Entrando ao vivo por telefone em seu programa favorito, "Porta a Porta", já de madrugada, e através de uma entrevista na rádio RAI na quinta-feira de manhã, Berlusconi prolongou seu desvario; acusou o alto tribunal de ser "um órgão político e não um órgão de garantia" e reiterou que Napolitano era de esquerda, fora nomeado por uma esquerda que ganhou as eleições por 26 mil votos, "votos discutíveis" e havia "zombado dele" ao assinar a promulgação da Lei Alfano.

Em sua diatribe, Berlusconi explicou que o presidente da República - que nomeia cinco dos 15 juízes da corte - havia garantido com sua assinatura a constitucionalidade da lei, e o acusou de não ter exercido sua influência sobre os dois magistrados de esquerda, o que na sua opinião teria mudado a decisão, que derrubou a imunidade por 9 votos contra 6.

A insinuação supunha ignorar a autonomia do alto tribunal sancionada pela Constituição e dava por certo - "estou há muito tempo na política" - que o presidente da República deveria ter violado essa independência (talvez como ele fez, jantando com dois dos juízes que deveriam resolver o recurso).

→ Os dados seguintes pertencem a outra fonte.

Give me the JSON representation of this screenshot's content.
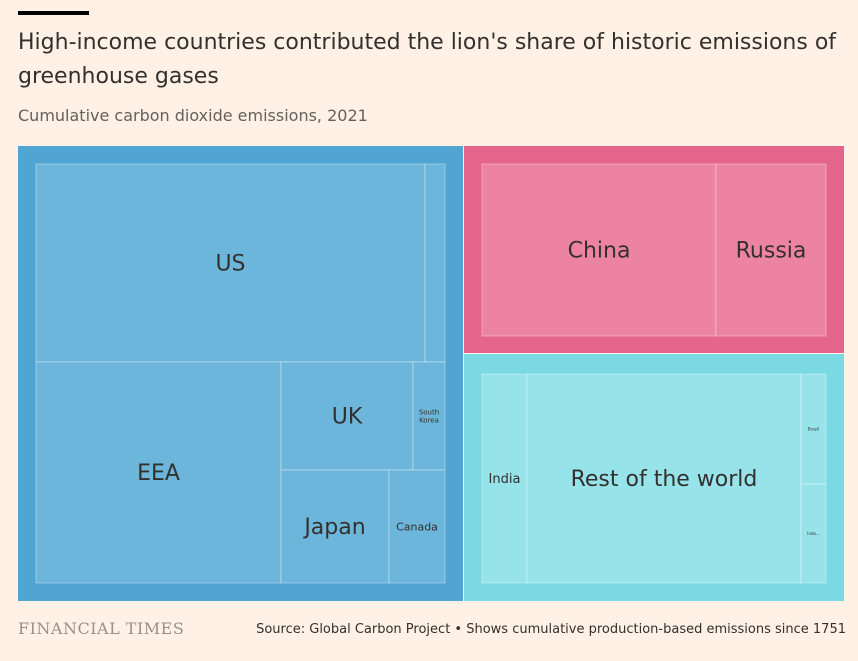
{
  "header": {
    "title": "High-income countries contributed the lion's share of historic emissions of greenhouse gases",
    "subtitle": "Cumulative carbon dioxide emissions, 2021"
  },
  "footer": {
    "brand": "FINANCIAL TIMES",
    "source": "Source: Global Carbon Project • Shows cumulative production-based emissions since 1751"
  },
  "colors": {
    "background": "#fff1e5",
    "high_income_group": "#50a5d3",
    "high_income_tile": "#6db6db",
    "upper_middle_group": "#e5658c",
    "upper_middle_tile": "#ec83a3",
    "other_group": "#7bd9e3",
    "other_tile": "#97e3ea"
  },
  "chart_data": {
    "type": "treemap",
    "title": "High-income countries contributed the lion's share of historic emissions of greenhouse gases",
    "subtitle": "Cumulative carbon dioxide emissions, 2021",
    "groups": [
      {
        "color_key": "high_income",
        "items": [
          {
            "label": "US",
            "value": 25.3
          },
          {
            "label": "",
            "value": 0.4
          },
          {
            "label": "EEA",
            "value": 14.0
          },
          {
            "label": "UK",
            "value": 5.0
          },
          {
            "label": "South Korea",
            "value": 1.6
          },
          {
            "label": "Japan",
            "value": 4.0
          },
          {
            "label": "Canada",
            "value": 2.0
          }
        ]
      },
      {
        "color_key": "upper_middle",
        "items": [
          {
            "label": "China",
            "value": 14.3
          },
          {
            "label": "Russia",
            "value": 6.7
          }
        ]
      },
      {
        "color_key": "other",
        "items": [
          {
            "label": "India",
            "value": 3.3
          },
          {
            "label": "Rest of the world",
            "value": 19.5
          },
          {
            "label": "Brazil",
            "value": 0.9
          },
          {
            "label": "Indo...",
            "value": 0.7
          }
        ]
      }
    ]
  }
}
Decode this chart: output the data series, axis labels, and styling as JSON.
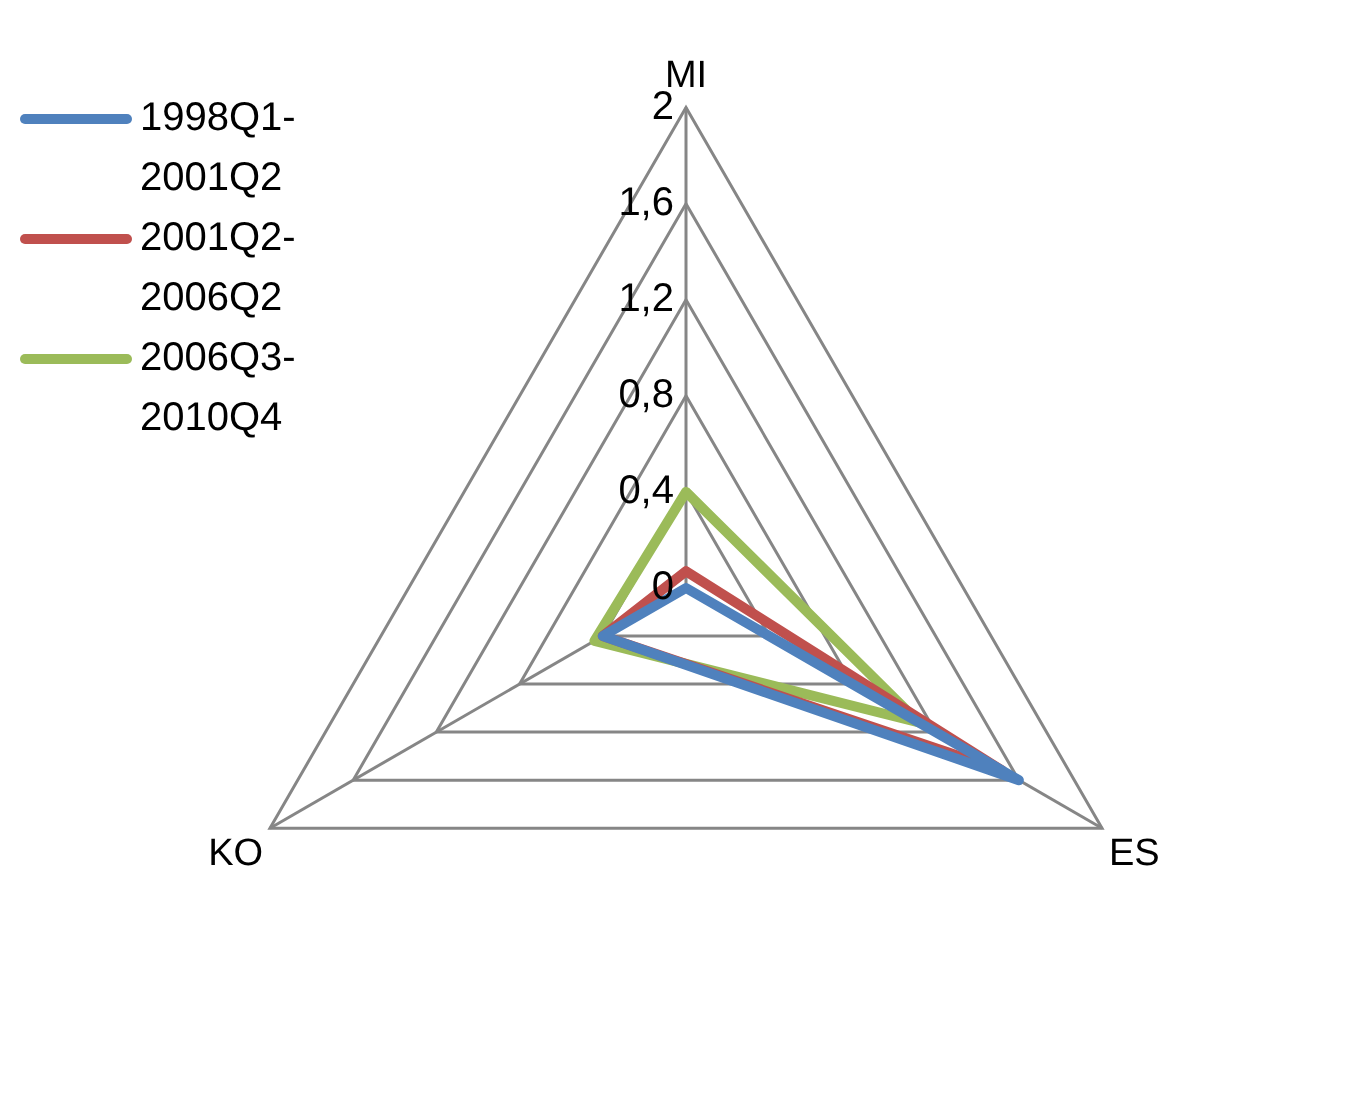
{
  "chart_data": {
    "type": "radar",
    "categories": [
      "MI",
      "ES",
      "KO"
    ],
    "series": [
      {
        "name": "1998Q1-2001Q2",
        "color": "#4f81bd",
        "values": [
          0,
          1.6,
          0.4
        ]
      },
      {
        "name": "2001Q2-2006Q2",
        "color": "#c0504d",
        "values": [
          0.07,
          1.52,
          0.4
        ]
      },
      {
        "name": "2006Q3-2010Q4",
        "color": "#9bbb59",
        "values": [
          0.4,
          1.12,
          0.44
        ]
      }
    ],
    "ylim": [
      0,
      2
    ],
    "yticks": [
      0,
      {
        "value": 0.4,
        "label": "0,4"
      },
      {
        "value": 0.8,
        "label": "0,8"
      },
      {
        "value": 1.2,
        "label": "1,2"
      },
      {
        "value": 1.6,
        "label": "1,6"
      },
      2
    ],
    "legend": "top left",
    "grid": true,
    "marker": "none"
  }
}
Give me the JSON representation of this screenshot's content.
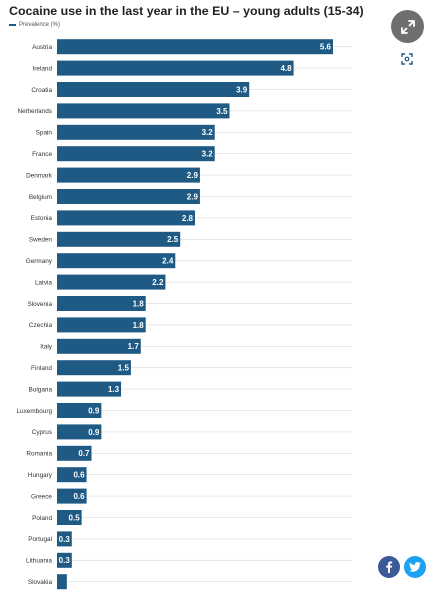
{
  "chart_data": {
    "type": "bar",
    "orientation": "horizontal",
    "title": "Cocaine use in the last year in the EU – young adults (15-34)",
    "legend": "Prevalence (%)",
    "color": "#1f5a85",
    "xlim": [
      0,
      6
    ],
    "grid": true,
    "categories": [
      "Austria",
      "Ireland",
      "Croatia",
      "Netherlands",
      "Spain",
      "France",
      "Denmark",
      "Belgium",
      "Estonia",
      "Sweden",
      "Germany",
      "Latvia",
      "Slovenia",
      "Czechia",
      "Italy",
      "Finland",
      "Bulgaria",
      "Luxembourg",
      "Cyprus",
      "Romania",
      "Hungary",
      "Greece",
      "Poland",
      "Portugal",
      "Lithuania",
      "Slovakia"
    ],
    "values": [
      5.6,
      4.8,
      3.9,
      3.5,
      3.2,
      3.2,
      2.9,
      2.9,
      2.8,
      2.5,
      2.4,
      2.2,
      1.8,
      1.8,
      1.7,
      1.5,
      1.3,
      0.9,
      0.9,
      0.7,
      0.6,
      0.6,
      0.5,
      0.3,
      0.3,
      0.2
    ],
    "value_labels": [
      "5.6",
      "4.8",
      "3.9",
      "3.5",
      "3.2",
      "3.2",
      "2.9",
      "2.9",
      "2.8",
      "2.5",
      "2.4",
      "2.2",
      "1.8",
      "1.8",
      "1.7",
      "1.5",
      "1.3",
      "0.9",
      "0.9",
      "0.7",
      "0.6",
      "0.6",
      "0.5",
      "0.3",
      "0.3",
      ""
    ]
  },
  "buttons": {
    "expand_icon": "expand-arrows-icon",
    "focus_icon": "focus-frame-icon",
    "facebook_icon": "facebook-icon",
    "twitter_icon": "twitter-bird-icon",
    "facebook_color": "#3b5a98",
    "twitter_color": "#1da1f2"
  }
}
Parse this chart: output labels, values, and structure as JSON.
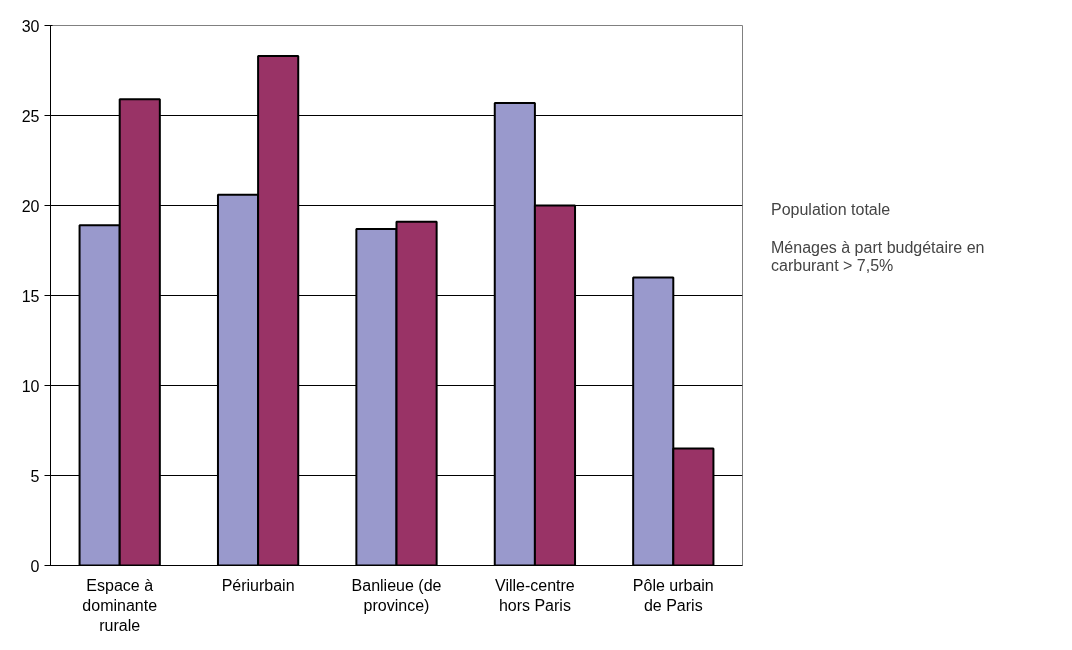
{
  "chart_data": {
    "type": "bar",
    "categories": [
      "Espace à dominante rurale",
      "Périurbain",
      "Banlieue (de province)",
      "Ville-centre hors Paris",
      "Pôle urbain de Paris"
    ],
    "series": [
      {
        "name": "Population totale",
        "color": "#9999cc",
        "values": [
          18.9,
          20.6,
          18.7,
          25.7,
          16.0
        ]
      },
      {
        "name": "Ménages à part budgétaire en carburant > 7,5%",
        "color": "#993366",
        "values": [
          25.9,
          28.3,
          19.1,
          20.0,
          6.5
        ]
      }
    ],
    "ylim": [
      0,
      30
    ],
    "yticks": [
      0,
      5,
      10,
      15,
      20,
      25,
      30
    ],
    "grid": "y",
    "legend": "right"
  }
}
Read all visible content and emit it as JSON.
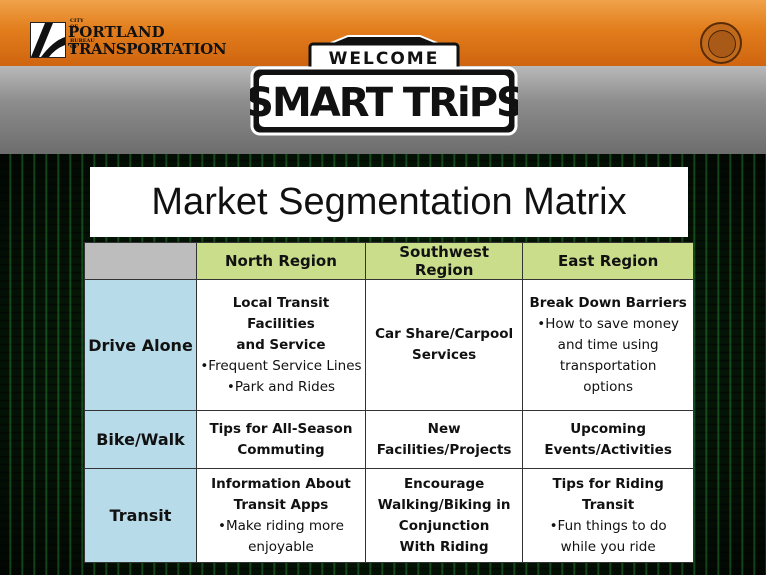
{
  "header": {
    "logo": {
      "city_of": "CITY OF",
      "portland": "PORTLAND",
      "bureau_of": "BUREAU OF",
      "transportation": "TRANSPORTATION"
    },
    "banner_top": "WELCOME",
    "banner_main": "SMART TRiPS"
  },
  "title": "Market Segmentation Matrix",
  "table": {
    "columns": [
      "North Region",
      "Southwest Region",
      "East Region"
    ],
    "rows": [
      {
        "label": "Drive Alone",
        "cells": [
          [
            "Local Transit Facilities",
            "and Service",
            "•Frequent Service Lines",
            "•Park and Rides"
          ],
          [
            "Car Share/Carpool",
            "Services"
          ],
          [
            "Break Down Barriers",
            "•How to save money",
            "and time using",
            "transportation",
            "options"
          ]
        ]
      },
      {
        "label": "Bike/Walk",
        "cells": [
          [
            "Tips for All-Season",
            "Commuting"
          ],
          [
            "New",
            "Facilities/Projects"
          ],
          [
            "Upcoming",
            "Events/Activities"
          ]
        ]
      },
      {
        "label": "Transit",
        "cells": [
          [
            "Information About",
            "Transit Apps",
            "•Make riding more",
            "enjoyable"
          ],
          [
            "Encourage",
            "Walking/Biking in",
            "Conjunction",
            "With Riding"
          ],
          [
            "Tips for Riding Transit",
            "•Fun things to do",
            "while you ride"
          ]
        ]
      }
    ]
  },
  "colors": {
    "header_orange": "#e27d1c",
    "column_header": "#c9dd8a",
    "row_header": "#b7dbe8",
    "matrix_green": "#6ef07a"
  }
}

Assim que se conheceu a decisão da corte, Napolitano havia expressado sua própria perplexidade sobre o veredicto, indicando que em 2004, quando foi rejeitada a lei anterior, chamada Schifani, o tribunal a recusou sem exigir que fosse corrigida por uma lei de caráter constitucional.

Em um clima de alta tensão, Fini e Schifani confirmaram em uma nota depois de visitar Napolitano seu "rigoroso respeito às prerrogativas que a Constituição lhes reconhece" e expressaram "o desejo de que todos os órgãos institucionais e de garantia atuem, aderindo ao ditado constitucional e à vontade popular, para determinar um clima de leal e recíproca colaboração no interesse exclusivo da nação".

Horas antes, o próprio Fini tinha tentado frear Berlusconi e rebaixar o tom da investida do primeiro-ministro contra as instituições com outra nota tão sucinta quanto firme: "O incontestável direito político de Silvio Berlusconi de governar, conferido pelos eleitores, e de reformar o país não pode reduzir seu preciso dever constitucional de respeitar a corte e o chefe de Estado".

Longe de se acalmar, Berlusconi reuniu na quinta-feira à tarde em sua residência em Roma - o Palácio Grazioli - o comitê político de seu partido, o Povo da Liberdade. Recebido com aplausos, chamou seus seguidores para "manter-se unidos e compactos nestes tempos difíceis e não faltar a nenhuma votação no Parlamento".

Depois o magnata milanês recorreu a sua retórica mais exaltada e populista e disse a seus partidários: "Tenho nervos de aço, vou desmontar tudo. Não se preocupem. Não pode acontecer nada". E acrescentou: "É possível que só eu seja sempre criticado? Também é preciso respeitar o primeiro-ministro, fui eleito pelo povo". Sobre os processos que serão abertos em Milão (Caso Mills - cujo recurso começou na sexta-feira -, Caso Mediaset, Caso Mediatrade), Berlusconi os considera somente uma farsa montada pelos juízes de esquerda. "Me defenderei no tribunal e na televisão", bradou.

O partido da maioria, apanhado pela inundação, não sabia se jogava água fora ou chamava os bombeiros. Um porta-voz esclareceu que não haverá qualquer manifestação de apoio a Berlusconi, mas denunciou que a sentença do Lodo Mondadori (que condenou a Fininvest a pagar 750 milhões de euros à CIR, empresa de Carlo de Benedetti, e é a causa que o primeiro-ministro mais teme) foi uma "regurgitação de justicialismo de relojoaria". E mais: "A esquerda não reconhece o veredicto do povo".

A essa altura a oposição estava levantada em armas em defesa de sua deputada Rosy Bindi, que estava como convidada no "Porta a Porta" quando Berlusconi a maltratou por telefone: "Você é mais bonita que inteligente", espetou. A vice-presidente do Congresso respondeu fulminante: "Sou uma mulher que não está a sua disposição, presidente".